O Diva de Portugal

Que há para dizer? Isto é um blog... Ah, sim! Se quiserem entreter (vulgo, contactar) alguns dos desocupados que fazem isto, usem os e-mails da Beatriz, da Inês, ou do Joao.

sexta-feira, janeiro 30, 2004

Engonhanço

É uma verdade indesmentível. De todos os países do mundo, Portugal é aquele onde mais se aperfeiçoou, com admirável persistência, a milenar arte do engonhanço. E, de todos os produtos da cultura portuguesa, em mais nenhum o engonhanço atinge tamanho esplendor como nos telejornais. O telejornal português é um fenómeno à parte. Um case study sociológico. Não se limita a dar notícias relevantes. Ná....os sensaborões que quiserem informação têm a CNN ou a Sky.

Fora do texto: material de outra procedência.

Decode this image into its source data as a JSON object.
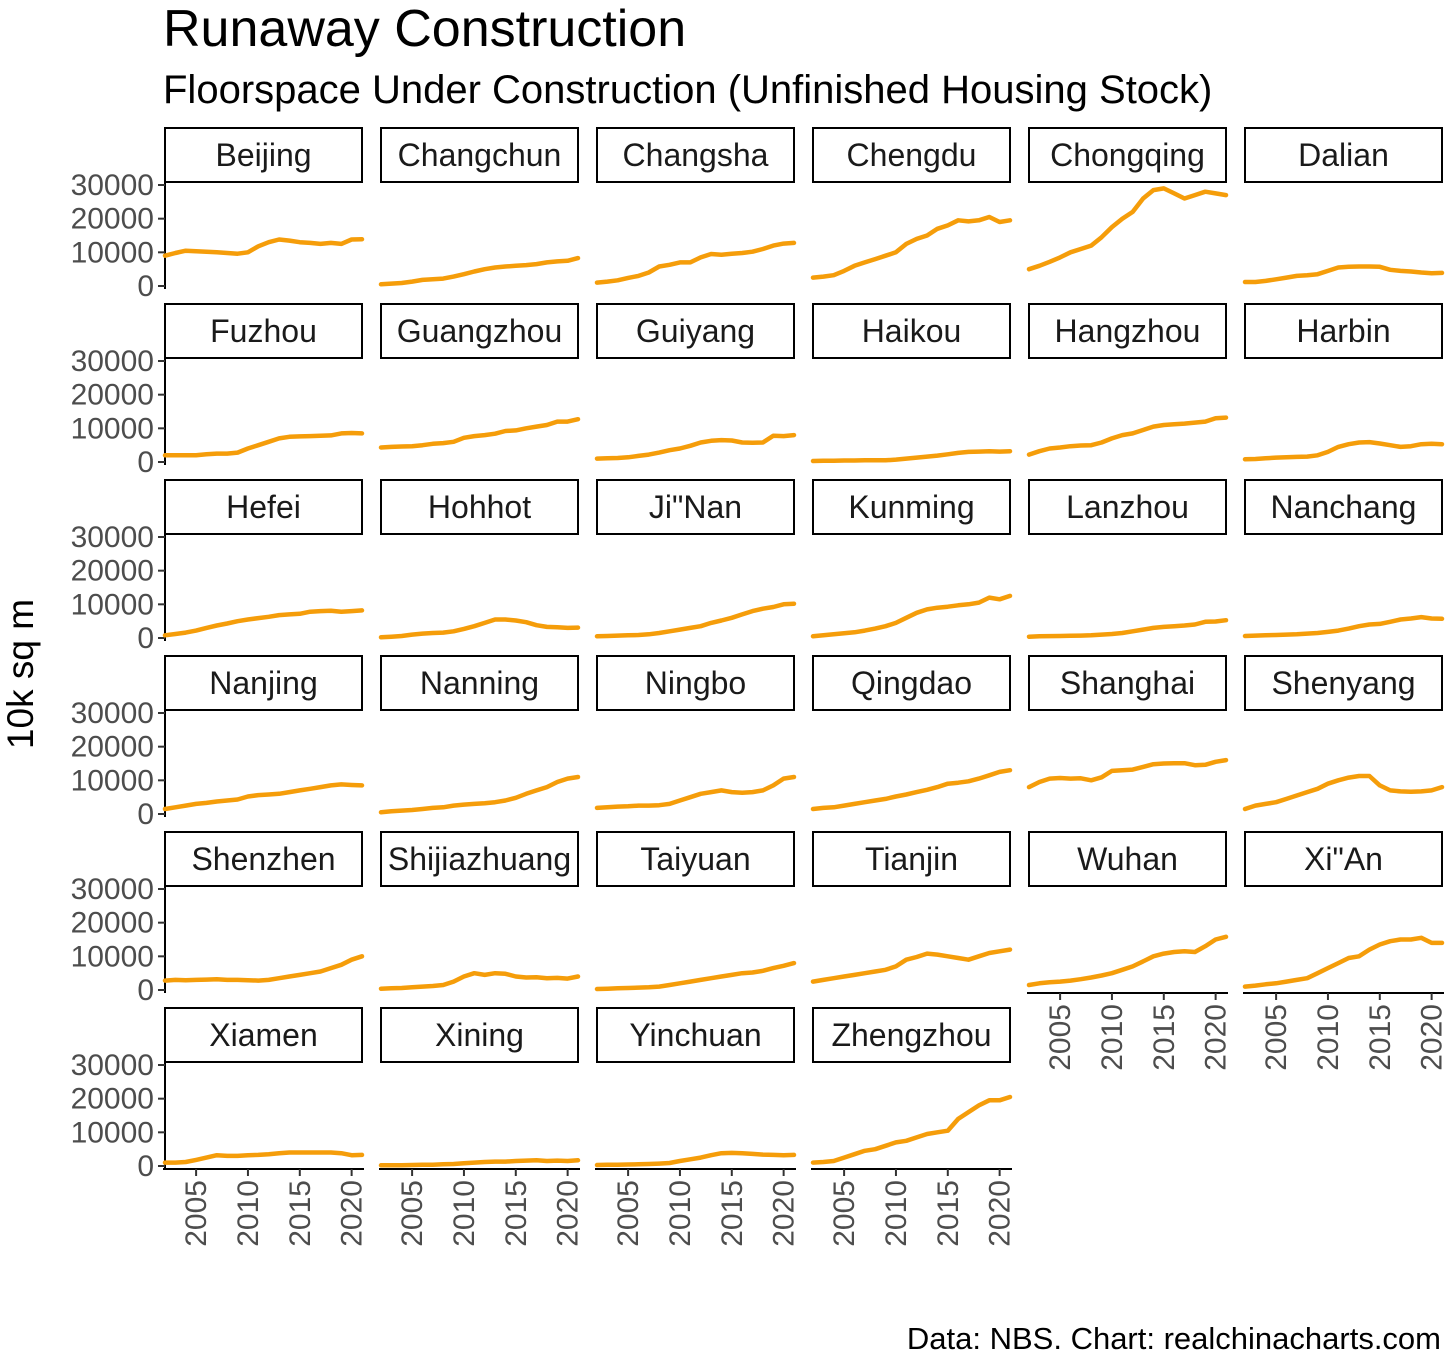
{
  "title": "Runaway Construction",
  "subtitle": "Floorspace Under Construction (Unfinished Housing Stock)",
  "caption": "Data: NBS. Chart: realchinacharts.com",
  "colors": {
    "line": "#f59d0a"
  },
  "chart_data": {
    "type": "line",
    "layout": "facets",
    "ylabel": "10k sq m",
    "xlabel": "",
    "ylim": [
      0,
      30000
    ],
    "xlim": [
      2002,
      2021
    ],
    "yticks": [
      0,
      10000,
      20000,
      30000
    ],
    "xticks": [
      2005,
      2010,
      2015,
      2020
    ],
    "grid": false,
    "x": [
      2002,
      2003,
      2004,
      2005,
      2006,
      2007,
      2008,
      2009,
      2010,
      2011,
      2012,
      2013,
      2014,
      2015,
      2016,
      2017,
      2018,
      2019,
      2020,
      2021
    ],
    "series": [
      {
        "name": "Beijing",
        "values": [
          9000,
          9800,
          10500,
          10300,
          10200,
          10000,
          9800,
          9600,
          10000,
          11800,
          13000,
          13800,
          13500,
          13000,
          12800,
          12500,
          12800,
          12500,
          13800,
          13900
        ]
      },
      {
        "name": "Changchun",
        "values": [
          500,
          700,
          900,
          1300,
          1800,
          2000,
          2200,
          2800,
          3500,
          4300,
          5000,
          5500,
          5800,
          6000,
          6200,
          6500,
          7000,
          7300,
          7500,
          8300
        ]
      },
      {
        "name": "Changsha",
        "values": [
          1000,
          1300,
          1700,
          2400,
          3000,
          4000,
          5800,
          6300,
          7000,
          7000,
          8500,
          9500,
          9300,
          9600,
          9800,
          10200,
          11000,
          12000,
          12600,
          12800
        ]
      },
      {
        "name": "Chengdu",
        "values": [
          2500,
          2800,
          3200,
          4500,
          6000,
          7000,
          8000,
          9000,
          10000,
          12500,
          14000,
          15000,
          17000,
          18000,
          19500,
          19200,
          19500,
          20500,
          19000,
          19500
        ]
      },
      {
        "name": "Chongqing",
        "values": [
          5000,
          6000,
          7200,
          8500,
          10000,
          11000,
          12000,
          14500,
          17500,
          20000,
          22000,
          26000,
          28500,
          29000,
          27500,
          26000,
          27000,
          28000,
          27500,
          27000
        ]
      },
      {
        "name": "Dalian",
        "values": [
          1200,
          1200,
          1500,
          2000,
          2500,
          3000,
          3200,
          3500,
          4500,
          5500,
          5700,
          5800,
          5800,
          5700,
          4800,
          4500,
          4300,
          4000,
          3800,
          3900
        ]
      },
      {
        "name": "Fuzhou",
        "values": [
          2000,
          2000,
          2000,
          2000,
          2300,
          2500,
          2500,
          2800,
          4000,
          5000,
          6000,
          7000,
          7500,
          7600,
          7700,
          7800,
          7900,
          8500,
          8600,
          8500
        ]
      },
      {
        "name": "Guangzhou",
        "values": [
          4300,
          4500,
          4600,
          4700,
          5000,
          5400,
          5600,
          6000,
          7200,
          7700,
          8000,
          8400,
          9200,
          9400,
          10000,
          10500,
          11000,
          12000,
          12000,
          12700
        ]
      },
      {
        "name": "Guiyang",
        "values": [
          1000,
          1100,
          1200,
          1400,
          1800,
          2200,
          2800,
          3500,
          4000,
          4800,
          5800,
          6300,
          6500,
          6400,
          5800,
          5700,
          5800,
          7800,
          7700,
          8000
        ]
      },
      {
        "name": "Haikou",
        "values": [
          300,
          350,
          400,
          450,
          450,
          500,
          500,
          500,
          700,
          1000,
          1300,
          1600,
          1900,
          2300,
          2700,
          3000,
          3100,
          3200,
          3100,
          3200
        ]
      },
      {
        "name": "Hangzhou",
        "values": [
          2200,
          3200,
          4000,
          4300,
          4700,
          4900,
          5000,
          5800,
          7000,
          8000,
          8500,
          9500,
          10500,
          11000,
          11200,
          11400,
          11700,
          12000,
          13000,
          13200
        ]
      },
      {
        "name": "Harbin",
        "values": [
          800,
          900,
          1100,
          1300,
          1400,
          1500,
          1600,
          2000,
          3000,
          4500,
          5300,
          5800,
          5900,
          5500,
          5000,
          4500,
          4700,
          5300,
          5400,
          5300
        ]
      },
      {
        "name": "Hefei",
        "values": [
          800,
          1200,
          1600,
          2200,
          3000,
          3700,
          4300,
          5000,
          5500,
          5900,
          6300,
          6800,
          7000,
          7200,
          7800,
          8000,
          8100,
          7800,
          8000,
          8200
        ]
      },
      {
        "name": "Hohhot",
        "values": [
          200,
          400,
          600,
          1000,
          1300,
          1500,
          1600,
          2000,
          2700,
          3500,
          4500,
          5500,
          5500,
          5200,
          4700,
          3800,
          3300,
          3200,
          3000,
          3100
        ]
      },
      {
        "name": "Ji\"Nan",
        "values": [
          500,
          600,
          700,
          800,
          900,
          1100,
          1500,
          2000,
          2500,
          3000,
          3500,
          4500,
          5200,
          6000,
          7000,
          8000,
          8700,
          9200,
          10000,
          10200
        ]
      },
      {
        "name": "Kunming",
        "values": [
          500,
          800,
          1100,
          1400,
          1700,
          2200,
          2800,
          3500,
          4500,
          6000,
          7500,
          8500,
          9000,
          9300,
          9700,
          10000,
          10500,
          12000,
          11500,
          12500
        ]
      },
      {
        "name": "Lanzhou",
        "values": [
          400,
          500,
          550,
          600,
          650,
          700,
          800,
          1000,
          1200,
          1500,
          2000,
          2500,
          3000,
          3300,
          3500,
          3700,
          4000,
          4800,
          4900,
          5300
        ]
      },
      {
        "name": "Nanchang",
        "values": [
          600,
          700,
          800,
          900,
          1000,
          1100,
          1300,
          1500,
          1800,
          2200,
          2800,
          3500,
          4000,
          4200,
          4800,
          5500,
          5800,
          6200,
          5800,
          5700
        ]
      },
      {
        "name": "Nanjing",
        "values": [
          1500,
          2000,
          2500,
          3000,
          3300,
          3700,
          4000,
          4300,
          5200,
          5600,
          5800,
          6000,
          6500,
          7000,
          7500,
          8000,
          8500,
          8800,
          8600,
          8500
        ]
      },
      {
        "name": "Nanning",
        "values": [
          500,
          800,
          1000,
          1200,
          1500,
          1800,
          2000,
          2500,
          2800,
          3000,
          3200,
          3500,
          4000,
          4800,
          6000,
          7000,
          8000,
          9500,
          10500,
          11000
        ]
      },
      {
        "name": "Ningbo",
        "values": [
          1800,
          2000,
          2200,
          2300,
          2500,
          2500,
          2600,
          3000,
          4000,
          5000,
          6000,
          6500,
          7000,
          6500,
          6300,
          6500,
          7000,
          8500,
          10500,
          11000
        ]
      },
      {
        "name": "Qingdao",
        "values": [
          1500,
          1800,
          2000,
          2500,
          3000,
          3500,
          4000,
          4500,
          5200,
          5800,
          6500,
          7200,
          8000,
          9000,
          9300,
          9700,
          10500,
          11500,
          12500,
          13000
        ]
      },
      {
        "name": "Shanghai",
        "values": [
          8000,
          9500,
          10500,
          10700,
          10500,
          10600,
          10000,
          10900,
          12800,
          13000,
          13200,
          14000,
          14800,
          15000,
          15100,
          15100,
          14500,
          14600,
          15500,
          16000
        ]
      },
      {
        "name": "Shenyang",
        "values": [
          1500,
          2500,
          3000,
          3500,
          4500,
          5500,
          6500,
          7500,
          9000,
          10000,
          10800,
          11300,
          11300,
          8500,
          7000,
          6700,
          6600,
          6700,
          7000,
          8000
        ]
      },
      {
        "name": "Shenzhen",
        "values": [
          2800,
          3000,
          2900,
          3000,
          3100,
          3200,
          3000,
          3000,
          2900,
          2800,
          3000,
          3500,
          4000,
          4500,
          5000,
          5500,
          6500,
          7500,
          9000,
          10000
        ]
      },
      {
        "name": "Shijiazhuang",
        "values": [
          400,
          500,
          600,
          800,
          1000,
          1200,
          1500,
          2500,
          4000,
          5000,
          4500,
          5000,
          4800,
          4000,
          3700,
          3800,
          3500,
          3600,
          3400,
          4000
        ]
      },
      {
        "name": "Taiyuan",
        "values": [
          300,
          400,
          500,
          600,
          700,
          800,
          1000,
          1500,
          2000,
          2500,
          3000,
          3500,
          4000,
          4500,
          5000,
          5200,
          5700,
          6500,
          7200,
          8000
        ]
      },
      {
        "name": "Tianjin",
        "values": [
          2500,
          3000,
          3500,
          4000,
          4500,
          5000,
          5500,
          6000,
          7000,
          9000,
          9800,
          10800,
          10500,
          10000,
          9500,
          9000,
          10000,
          11000,
          11500,
          12000
        ]
      },
      {
        "name": "Wuhan",
        "values": [
          1500,
          2000,
          2300,
          2500,
          2800,
          3200,
          3700,
          4300,
          5000,
          6000,
          7000,
          8500,
          10000,
          10800,
          11300,
          11500,
          11300,
          13000,
          15000,
          15800
        ]
      },
      {
        "name": "Xi\"An",
        "values": [
          1000,
          1300,
          1700,
          2000,
          2500,
          3000,
          3500,
          5000,
          6500,
          8000,
          9500,
          10000,
          12000,
          13500,
          14500,
          15000,
          15000,
          15500,
          14000,
          14000
        ]
      },
      {
        "name": "Xiamen",
        "values": [
          1000,
          1000,
          1200,
          1800,
          2500,
          3200,
          3000,
          3000,
          3200,
          3300,
          3500,
          3800,
          4000,
          4000,
          4000,
          4000,
          4000,
          3800,
          3200,
          3300
        ]
      },
      {
        "name": "Xining",
        "values": [
          200,
          200,
          250,
          300,
          350,
          400,
          500,
          600,
          800,
          1000,
          1200,
          1300,
          1300,
          1500,
          1600,
          1700,
          1500,
          1600,
          1500,
          1700
        ]
      },
      {
        "name": "Yinchuan",
        "values": [
          300,
          350,
          400,
          450,
          500,
          600,
          700,
          900,
          1500,
          2000,
          2500,
          3200,
          3800,
          3900,
          3800,
          3600,
          3400,
          3300,
          3200,
          3300
        ]
      },
      {
        "name": "Zhengzhou",
        "values": [
          1000,
          1200,
          1500,
          2500,
          3500,
          4500,
          5000,
          6000,
          7000,
          7500,
          8500,
          9500,
          10000,
          10500,
          14000,
          16000,
          18000,
          19500,
          19500,
          20500
        ]
      }
    ]
  }
}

Nos canais nacionais temos um programa mais ou menos parecido com o dessas cadeias só que incrivelmente mais longo, estoicamente aborrecido e sem nenhuma notícia digna desse nome.
O alinhamento standard do telejornal português é genericamente o seguinte:
- Assalto em café, lavandaria, bomba de gasolina, pastelaria, sex-shop, drogaria ou afim.
- Recuperar aquela reportagem do arquivo, onde se falava da esquadra de PSP da zona onde decorreu o assalto.
- Se o assalto meteu imigrantes, como assaltantes ou vítimas, recuperar aquela outra reportagem sobre a imigração.
- Se o imigrante em causa é das ex-colónias, passar excerto da investigação sobre os ex-combatentes da guerra colonial.
- Intervalo de 15 (20 na TVI) minutos.
- Ligeiríssima notícia sobre política, para não fatigar o telespectador em demasia.
- Notícia sobre sexo, que pode ir de uma violação até uma reportagem de 10 minutos sobre a situação dos prostitutos moldavos em Portugal.
- No seguimento da notícia anterior, e com um sorriso nos lábios do apresentador, pequena peça sobre a alteração dos hábitos sexuais dos portugueses. Pode ir desde a prostituição até à subida nas vendas de bonecas insufláveis. O que é preciso é imaginação.
- Intervenção em directo a partir de local de acidente rodoviário. Num dia de sorte, tem um velhote e veículos em contramão à mistura.
- Apanhando a onda da segurança rodoviária, entrevista ao actual detentor do recorde de taxa de alcoolémia ou, em opção, reportagem numa operação stop na 24 de Julho.
- Novo intervalo, de duração variável, para desanuviar o ambiente.
- Desporto variado desde que seja futebol. Pode abranger vários minutos.
- Intervalo…para variar.
- Regresso com uma reportagem terrível e absurdamente extensa, sobre um facto completamente irrelevante. Abrange temas variados que vão desde a gravata à lampreia, do fast-food aos colchões de água.
- Outra reportagem interminável, desta vez sobre a enésima aldeia perdida para lá do fim do mundo, onde só vivem 60 pessoas, e não nasce ninguém há 30 anos, e o autocarro não chega, e o médico não vem, e há 2 pastores, wada wada wada wada.
- Nova investigação, sobre doença à escolha, que se encontra em ASSUSTADOR crescimento na população portuguesa. Dependendo da altura do ano e da conjugação astral, a escolha recairá sobre diabetes, obesidade, cancro algures no sistema digestivo, tabagismo, apneia do sono, parkinson ou incontinência urinária.
- Finalmente, a verdadeira piéce de resistance, que foi sendo anunciada ao longo de todo o noticiário: a notícia do padre. Há sempre um vilarejo esconso onde um dos 3 habitantes está contra o padre da paróquia local. E a televisão nacional tem obviamente de cobrir, de preferência com repórter no local. E que interessa, que a razão da disputa seja geralmente a cor da cerca, o hino dos escuteiros ou o tipo de relva a plantar. Tem um padre? Tem um mínimo de 2 velhos/velhas descontentes? É notícia.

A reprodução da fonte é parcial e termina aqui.